Если у мелодий есть глаза — а они у них есть, — то у этой мелодии такие же глаза, как у тебя… Прекрасны глаза веселые и бесстрашные. Но еще более прекрасны такие, как твои, — бесстрашные и грустные. Наверное, я полюбил тебя тогда, когда впервые увидел их. Но понял я это не тогда, а совсем недавно, когда однажды смотрел на тебя, уходящую в глубину чужого тебе пустынного двора, уходящую с устало опущенной головой в глубину чужой тебе судьбы, которая не стала твоей, как бы ни хотелось этого тебе. Я, наверное, любил тебя и раньше, но был слишком самолюбив, чтобы признаться в этом самому себе. Ведь был этот двор, в неизвестную глубину которого ты неизбежно должна была от меня уходить каждый вечер. Ведь когда мы виделись наедине, то об этом никто не должен был знать. Вернее, знали об этом все, и не знал только один человек. А когда знают все и не знает только один, это еще большая ложь…

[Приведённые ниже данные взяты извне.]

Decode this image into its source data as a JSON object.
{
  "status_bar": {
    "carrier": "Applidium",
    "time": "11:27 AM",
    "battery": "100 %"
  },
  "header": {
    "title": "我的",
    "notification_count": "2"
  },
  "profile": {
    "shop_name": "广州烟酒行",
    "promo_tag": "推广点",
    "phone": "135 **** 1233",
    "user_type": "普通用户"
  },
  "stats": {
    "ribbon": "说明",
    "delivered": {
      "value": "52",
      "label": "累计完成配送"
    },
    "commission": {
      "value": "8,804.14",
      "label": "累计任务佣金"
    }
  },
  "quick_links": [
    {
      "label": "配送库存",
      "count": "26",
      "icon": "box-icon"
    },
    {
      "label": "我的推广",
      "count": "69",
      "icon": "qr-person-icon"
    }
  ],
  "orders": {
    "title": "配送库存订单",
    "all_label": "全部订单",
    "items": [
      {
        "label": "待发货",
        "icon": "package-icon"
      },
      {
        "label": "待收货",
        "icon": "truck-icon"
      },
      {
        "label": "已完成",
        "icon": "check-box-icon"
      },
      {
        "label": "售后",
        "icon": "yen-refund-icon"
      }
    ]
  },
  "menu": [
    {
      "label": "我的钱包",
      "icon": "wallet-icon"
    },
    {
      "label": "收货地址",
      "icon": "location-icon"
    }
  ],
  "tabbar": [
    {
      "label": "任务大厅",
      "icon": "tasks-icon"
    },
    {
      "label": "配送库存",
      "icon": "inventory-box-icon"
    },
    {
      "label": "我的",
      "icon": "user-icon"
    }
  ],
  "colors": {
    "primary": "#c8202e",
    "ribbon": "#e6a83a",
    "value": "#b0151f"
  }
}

Поэтому я и притворялся перед собой, что не люблю тебя, притворялся из самозащиты. И ты сама убеждала меня в этом, с грустно растерянной улыбкой называя меня «придумщиком».
И тогда, в тот вечер, ты мне сказала:
— Знаешь, Алешка, тебе этого не надо. Давай сейчас заедем за какой-нибудь твоей девочкой. Отвезите меня домой, а сами идите куда-нибудь танцевать. Тебе ведь так лучше будет… Правда?
Я позвонил, и мы заехали. Мне хотелось казаться независимым — я спасался от зависимости, не понимая еще тогда, что эта зависимость и есть спасение.
В такси впорхнуло двадцатилетнее изумленноглазое существо — тоненькое-тоненькое и упоенное своей хорошенкостью. Но мелодия голоска, бойко знакомящегося и что-то фальшиво лепечущего насчет того, что она не успела одеться, была жалкой рядом с мелодией гордой измученности.
Мы подъехали к твоему дому.
— Вы в этом доме живете? — спросило существо с участием, в котором торжествующе звенело жесткое превосходство молодости.